FAA Moves Towards NextGEN

NextGEN airspace redesign program looks to increase air travel efficency

A $5 million pilot project that is supposed to make the skies safer, cheaper and more efficient took off today at Oakland International Airport.

It's called NextGEN and eventually it will replace older technology nationwide.
Right now the project will be tested at Oakland, San Francisco, San Jose and Sacramento's airports.

The FAA says the news system uses satellite technology coordinated with ground based tracking. They say the new system will enable air traffic controllers to land airplanes more precisely. The result should allow planes to fly closer together and they will do it with less noise.

This will save time, jet fuel and money for both the airlines and passengers, according to the FAA.

“NextGEN is right now. There are things that we are doing that are improving the use of the air space that will result in a lot of benefits right away,” FAA Acting Administrator Michael Huerta told NBC Bay Area.

“It's one of the nation's busiest. Oakland sits about eight miles from San Francisco and San Jose is about 20 miles to the south. But we've got the group to do it. It's time for these procedures to be changed." said Steve Hefley with the National Air Traffic Controller Association. 

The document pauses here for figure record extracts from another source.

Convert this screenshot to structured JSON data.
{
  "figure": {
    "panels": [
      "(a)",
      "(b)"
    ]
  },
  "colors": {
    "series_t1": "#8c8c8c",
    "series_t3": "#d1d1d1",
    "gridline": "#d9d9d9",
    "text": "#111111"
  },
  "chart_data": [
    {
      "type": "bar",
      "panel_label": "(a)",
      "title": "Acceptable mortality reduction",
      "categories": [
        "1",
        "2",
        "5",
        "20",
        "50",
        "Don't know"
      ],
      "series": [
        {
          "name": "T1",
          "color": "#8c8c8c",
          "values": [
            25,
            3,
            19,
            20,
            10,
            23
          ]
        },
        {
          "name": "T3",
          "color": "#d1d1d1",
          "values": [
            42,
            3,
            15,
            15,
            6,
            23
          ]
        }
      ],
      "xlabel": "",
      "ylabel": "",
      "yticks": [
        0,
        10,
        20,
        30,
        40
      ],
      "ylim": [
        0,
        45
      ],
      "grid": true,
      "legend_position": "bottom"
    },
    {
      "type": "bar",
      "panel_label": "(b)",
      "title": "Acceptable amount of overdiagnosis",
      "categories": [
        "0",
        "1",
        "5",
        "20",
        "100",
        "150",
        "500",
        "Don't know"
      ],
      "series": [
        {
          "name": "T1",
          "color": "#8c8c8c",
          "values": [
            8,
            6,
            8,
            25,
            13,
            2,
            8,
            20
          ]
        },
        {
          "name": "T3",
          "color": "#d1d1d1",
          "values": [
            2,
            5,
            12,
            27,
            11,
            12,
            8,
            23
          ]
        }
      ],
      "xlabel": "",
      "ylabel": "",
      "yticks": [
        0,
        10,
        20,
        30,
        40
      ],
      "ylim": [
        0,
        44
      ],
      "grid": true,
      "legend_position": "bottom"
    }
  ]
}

Once implemented, the FAA estimates annual savings for the NextGEN Program will total 2.3 million gallons of fuel, $6.5 million in reduced fuel cost, 23,000 metric tons in reduced CO2 and 1.5 million fewer miles flown. 

This is the sixth NextGEN project to kick off around the country. The FAA hopes to have this satellite based technology fully operational at 21 sites nationwide by 2016.